You never cared how you looked until there was no one around to take pictures, he thought ironically. Yet it wasn’t vanity that drove him. This was no different than the maestro who tugged the hem of his swallowtail jacket before heading onstage or the on-deck batter checking his helmet. He was preparing to put something in motion. Every man in every field had a moment of reflection, of self-examination, before setting out. The physical manifestation of that was just an excuse to pause, to steel oneself.
He was ready. Great events were about to transpire. History was not just going to be made.
It was going to be directed.
It was with rage and a sickening sense of deja vu that Jessica Muloni watched the events in Baltimore play out on the large flat-screen TV. It reminded her-as it would anyone of a certain age-of the attacks on September 11, 2001.

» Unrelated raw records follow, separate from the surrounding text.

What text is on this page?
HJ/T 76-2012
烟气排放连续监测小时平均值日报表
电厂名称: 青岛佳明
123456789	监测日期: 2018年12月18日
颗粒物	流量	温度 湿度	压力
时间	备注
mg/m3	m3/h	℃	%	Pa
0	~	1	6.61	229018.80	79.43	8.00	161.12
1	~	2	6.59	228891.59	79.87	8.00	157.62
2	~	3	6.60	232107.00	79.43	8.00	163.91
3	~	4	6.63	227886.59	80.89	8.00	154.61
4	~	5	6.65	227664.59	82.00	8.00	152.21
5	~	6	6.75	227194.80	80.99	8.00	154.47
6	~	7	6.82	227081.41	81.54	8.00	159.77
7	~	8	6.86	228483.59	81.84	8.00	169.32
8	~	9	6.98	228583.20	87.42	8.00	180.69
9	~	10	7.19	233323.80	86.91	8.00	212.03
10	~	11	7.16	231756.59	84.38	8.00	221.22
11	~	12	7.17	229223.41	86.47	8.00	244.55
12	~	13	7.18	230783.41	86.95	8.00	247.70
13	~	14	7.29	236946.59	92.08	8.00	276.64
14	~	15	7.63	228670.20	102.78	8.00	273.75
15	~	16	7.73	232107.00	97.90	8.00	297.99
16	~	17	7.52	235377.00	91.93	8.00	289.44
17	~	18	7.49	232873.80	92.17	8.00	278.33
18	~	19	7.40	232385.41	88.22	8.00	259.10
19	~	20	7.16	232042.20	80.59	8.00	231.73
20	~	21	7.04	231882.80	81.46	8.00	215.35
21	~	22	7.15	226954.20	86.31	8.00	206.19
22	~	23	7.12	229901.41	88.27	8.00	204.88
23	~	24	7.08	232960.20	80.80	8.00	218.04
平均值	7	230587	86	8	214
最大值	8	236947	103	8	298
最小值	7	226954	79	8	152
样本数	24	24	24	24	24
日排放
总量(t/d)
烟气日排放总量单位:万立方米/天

She had been newly arrived in Washington then, recently graduated with a master’s degree from John Jay College of Criminal Justice, where she had been recruited to work at the CIA. She was outside at Langley, having arrived at the office later than usual, when she heard the distant explosion at the Pentagon, saw the black smoke curling upward.
Those attacks in New York and Washington were many things, but most of all they were a bookmark. Thereafter, like so many other people, whenever she heard a siren or smelled tart smoke that lodged in the throat-even at a barbecue or passing a car fire on the highway-the entire event came back.
As it did now.
No one knew yet whether these new attacks were homegrown or the efforts of a foreign network, whether they were an isolated occurrence or the first part of a wave. Just like on September 11, Langley and the White House and the Capitol and other buildings were evacuated, because no one was sure what was happening.
But there was one difference between 2001 and today. Now Muloni was an agent and she had a mission. And it was clear that her mission was suddenly more significant, more urgent, than it had been when she left D.C. ninety minutes before.
She turned from the TV at the gate and headed to the baggage claim area to rent a car. There must be no record of her destination; indeed, only her supervisor and Jacob Trask knew about it.